International Financial Law Prof Blog

Editor: William Byrnes
Texas A&M University
School of Law

Tuesday, April 21, 2020

IRS announce relaxation of U.S. tax resident "days count" related to COVID-19 emergency

The Internal Revenue Service today issued guidance that provides relief to individuals and businesses affected by travel disruptions arising from the COVID-19 emergency. 

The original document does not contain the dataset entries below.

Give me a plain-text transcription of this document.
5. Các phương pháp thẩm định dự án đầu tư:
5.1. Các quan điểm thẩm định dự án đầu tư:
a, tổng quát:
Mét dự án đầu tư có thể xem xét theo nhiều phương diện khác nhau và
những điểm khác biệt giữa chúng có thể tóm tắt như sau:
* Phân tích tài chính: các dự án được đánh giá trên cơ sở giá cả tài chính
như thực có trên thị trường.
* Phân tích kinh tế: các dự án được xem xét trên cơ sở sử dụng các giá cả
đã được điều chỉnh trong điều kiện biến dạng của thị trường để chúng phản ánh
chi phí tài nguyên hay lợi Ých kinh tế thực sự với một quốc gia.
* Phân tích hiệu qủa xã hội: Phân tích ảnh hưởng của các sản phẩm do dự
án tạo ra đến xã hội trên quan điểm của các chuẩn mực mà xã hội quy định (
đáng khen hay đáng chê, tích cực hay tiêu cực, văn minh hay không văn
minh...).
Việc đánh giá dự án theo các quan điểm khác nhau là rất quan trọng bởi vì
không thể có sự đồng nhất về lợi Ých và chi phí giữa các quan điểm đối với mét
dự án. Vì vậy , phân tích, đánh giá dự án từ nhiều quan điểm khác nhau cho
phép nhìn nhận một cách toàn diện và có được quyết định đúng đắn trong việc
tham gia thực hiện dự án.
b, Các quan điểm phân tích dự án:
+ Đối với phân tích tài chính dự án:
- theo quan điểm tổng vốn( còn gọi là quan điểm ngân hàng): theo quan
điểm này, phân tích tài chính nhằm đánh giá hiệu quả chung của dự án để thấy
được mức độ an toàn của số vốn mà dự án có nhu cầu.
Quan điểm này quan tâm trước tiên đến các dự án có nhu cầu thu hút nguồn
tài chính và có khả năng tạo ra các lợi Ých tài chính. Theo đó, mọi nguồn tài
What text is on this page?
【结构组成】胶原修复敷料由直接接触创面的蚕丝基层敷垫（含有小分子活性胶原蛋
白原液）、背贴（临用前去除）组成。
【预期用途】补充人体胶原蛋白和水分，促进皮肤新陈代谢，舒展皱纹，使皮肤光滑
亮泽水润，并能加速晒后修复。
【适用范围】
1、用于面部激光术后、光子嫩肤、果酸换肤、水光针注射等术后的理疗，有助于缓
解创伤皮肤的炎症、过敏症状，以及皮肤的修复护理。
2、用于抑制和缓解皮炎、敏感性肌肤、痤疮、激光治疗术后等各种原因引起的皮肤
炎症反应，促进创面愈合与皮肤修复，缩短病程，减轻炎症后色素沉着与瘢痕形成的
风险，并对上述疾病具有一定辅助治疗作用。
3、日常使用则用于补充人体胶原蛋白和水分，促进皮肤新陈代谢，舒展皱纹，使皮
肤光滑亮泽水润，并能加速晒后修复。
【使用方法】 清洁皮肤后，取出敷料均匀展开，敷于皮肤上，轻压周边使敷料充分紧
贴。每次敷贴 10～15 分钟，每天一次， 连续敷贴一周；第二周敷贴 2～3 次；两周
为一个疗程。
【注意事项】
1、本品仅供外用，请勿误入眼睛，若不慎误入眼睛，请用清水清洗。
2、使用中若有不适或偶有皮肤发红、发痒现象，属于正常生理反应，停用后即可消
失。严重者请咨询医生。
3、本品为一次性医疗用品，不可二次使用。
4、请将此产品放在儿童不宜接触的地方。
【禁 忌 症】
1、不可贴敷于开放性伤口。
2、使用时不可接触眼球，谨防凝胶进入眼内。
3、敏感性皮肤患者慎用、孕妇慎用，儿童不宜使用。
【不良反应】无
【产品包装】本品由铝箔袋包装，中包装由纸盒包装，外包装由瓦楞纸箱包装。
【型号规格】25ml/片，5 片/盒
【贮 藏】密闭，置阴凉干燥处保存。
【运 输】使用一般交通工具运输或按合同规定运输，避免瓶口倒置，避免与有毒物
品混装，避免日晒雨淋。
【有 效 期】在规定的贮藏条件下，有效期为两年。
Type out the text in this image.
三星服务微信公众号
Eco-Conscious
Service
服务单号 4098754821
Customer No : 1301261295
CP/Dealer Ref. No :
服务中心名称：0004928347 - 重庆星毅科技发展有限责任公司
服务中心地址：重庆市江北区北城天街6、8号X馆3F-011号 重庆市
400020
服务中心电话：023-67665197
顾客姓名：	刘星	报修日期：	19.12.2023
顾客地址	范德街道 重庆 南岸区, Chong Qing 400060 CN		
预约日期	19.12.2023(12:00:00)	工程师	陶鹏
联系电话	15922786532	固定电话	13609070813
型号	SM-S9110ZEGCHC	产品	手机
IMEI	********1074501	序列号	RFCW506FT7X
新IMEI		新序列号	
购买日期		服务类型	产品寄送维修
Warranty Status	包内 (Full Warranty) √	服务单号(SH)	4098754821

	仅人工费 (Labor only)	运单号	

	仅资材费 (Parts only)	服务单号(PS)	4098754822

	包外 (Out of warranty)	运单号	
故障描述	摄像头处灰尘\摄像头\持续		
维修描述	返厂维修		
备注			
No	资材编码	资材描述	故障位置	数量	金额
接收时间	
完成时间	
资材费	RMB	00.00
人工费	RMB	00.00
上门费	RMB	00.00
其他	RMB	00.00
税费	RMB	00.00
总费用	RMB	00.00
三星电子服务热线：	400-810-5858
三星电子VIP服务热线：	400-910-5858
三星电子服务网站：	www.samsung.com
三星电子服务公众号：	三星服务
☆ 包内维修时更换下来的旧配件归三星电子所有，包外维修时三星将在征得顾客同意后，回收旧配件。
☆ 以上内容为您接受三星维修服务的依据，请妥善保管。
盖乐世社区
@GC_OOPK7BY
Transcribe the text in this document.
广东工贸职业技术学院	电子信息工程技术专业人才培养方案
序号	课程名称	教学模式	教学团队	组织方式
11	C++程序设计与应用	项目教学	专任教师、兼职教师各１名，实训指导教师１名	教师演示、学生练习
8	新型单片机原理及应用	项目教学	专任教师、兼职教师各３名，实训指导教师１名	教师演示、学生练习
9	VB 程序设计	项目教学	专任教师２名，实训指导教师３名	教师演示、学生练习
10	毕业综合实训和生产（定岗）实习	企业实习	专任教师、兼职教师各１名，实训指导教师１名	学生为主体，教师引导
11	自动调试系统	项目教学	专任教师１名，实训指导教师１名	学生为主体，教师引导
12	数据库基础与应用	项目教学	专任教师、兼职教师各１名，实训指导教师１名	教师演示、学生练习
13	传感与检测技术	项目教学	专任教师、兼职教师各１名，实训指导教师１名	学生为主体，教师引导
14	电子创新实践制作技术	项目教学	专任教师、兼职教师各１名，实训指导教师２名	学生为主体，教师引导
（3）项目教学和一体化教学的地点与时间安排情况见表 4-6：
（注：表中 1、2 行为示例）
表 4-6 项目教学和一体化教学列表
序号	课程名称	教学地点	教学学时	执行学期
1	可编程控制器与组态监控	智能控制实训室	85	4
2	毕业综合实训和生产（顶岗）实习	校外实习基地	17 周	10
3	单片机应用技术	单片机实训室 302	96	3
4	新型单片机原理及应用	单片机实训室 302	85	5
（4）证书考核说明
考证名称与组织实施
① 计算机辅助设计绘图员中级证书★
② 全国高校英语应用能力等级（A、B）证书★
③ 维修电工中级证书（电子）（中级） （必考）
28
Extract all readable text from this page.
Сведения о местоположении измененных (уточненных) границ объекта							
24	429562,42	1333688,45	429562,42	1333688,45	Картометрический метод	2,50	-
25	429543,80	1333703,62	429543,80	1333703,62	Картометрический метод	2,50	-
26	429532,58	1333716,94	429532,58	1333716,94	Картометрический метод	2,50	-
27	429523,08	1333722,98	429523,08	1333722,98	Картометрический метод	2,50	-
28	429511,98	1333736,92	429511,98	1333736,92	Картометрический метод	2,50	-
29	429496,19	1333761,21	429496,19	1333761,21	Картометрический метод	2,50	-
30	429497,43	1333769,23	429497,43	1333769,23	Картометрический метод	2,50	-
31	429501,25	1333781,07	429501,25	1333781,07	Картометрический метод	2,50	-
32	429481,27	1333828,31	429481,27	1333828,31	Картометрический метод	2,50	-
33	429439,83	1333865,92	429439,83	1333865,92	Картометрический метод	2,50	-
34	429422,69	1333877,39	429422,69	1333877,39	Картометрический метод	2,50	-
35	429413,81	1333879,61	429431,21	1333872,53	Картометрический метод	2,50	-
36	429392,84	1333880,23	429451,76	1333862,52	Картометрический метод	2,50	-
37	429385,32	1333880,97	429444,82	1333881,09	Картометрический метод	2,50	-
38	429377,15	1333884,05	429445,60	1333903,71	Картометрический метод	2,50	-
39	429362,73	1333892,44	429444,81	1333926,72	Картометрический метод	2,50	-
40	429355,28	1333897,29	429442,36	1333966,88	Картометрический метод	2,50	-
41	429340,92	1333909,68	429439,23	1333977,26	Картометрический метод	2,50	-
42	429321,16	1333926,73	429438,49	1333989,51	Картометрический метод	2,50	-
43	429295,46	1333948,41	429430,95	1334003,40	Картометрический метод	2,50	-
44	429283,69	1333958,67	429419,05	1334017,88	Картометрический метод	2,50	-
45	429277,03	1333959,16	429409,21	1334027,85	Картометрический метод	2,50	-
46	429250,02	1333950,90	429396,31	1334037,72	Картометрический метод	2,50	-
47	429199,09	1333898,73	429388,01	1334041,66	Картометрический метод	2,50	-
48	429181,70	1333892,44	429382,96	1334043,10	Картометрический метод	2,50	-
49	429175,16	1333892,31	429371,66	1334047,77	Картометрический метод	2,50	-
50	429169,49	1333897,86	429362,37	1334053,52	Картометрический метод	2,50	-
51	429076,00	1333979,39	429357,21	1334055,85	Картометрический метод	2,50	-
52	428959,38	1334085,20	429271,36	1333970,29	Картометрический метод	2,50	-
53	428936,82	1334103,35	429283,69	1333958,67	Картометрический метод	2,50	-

The guidance includes the following:

  1. Revenue Procedure 2020-20, which provides that, under certain circumstances, up to 60 consecutive calendar days of U.S. presence that are presumed to arise from travel disruptions caused by the COVID-19 emergency will not be counted for purposes of determining U.S. tax residency and for purposes of determining whether an individual qualifies for tax treaty benefits for income from personal services performed in the United States;
  2. Revenue Procedure 2020-27, which provides that qualification for exclusions from gross income under I.R.C. section 911 will not be impacted as a result of days spent away from a foreign country due to the COVID-19 emergency based on certain departure dates; and
  3. An FAQ, which provides that certain U.S. business activities conducted by a nonresident alien or foreign corporation will not be counted for up to 60 consecutive calendar days in determining whether the individual or entity is engaged in a U.S. trade or business or has a U.S. permanent establishment, but only if those activities would not have been conducted in the United States but for travel disruptions arising from the COVID-19 emergency.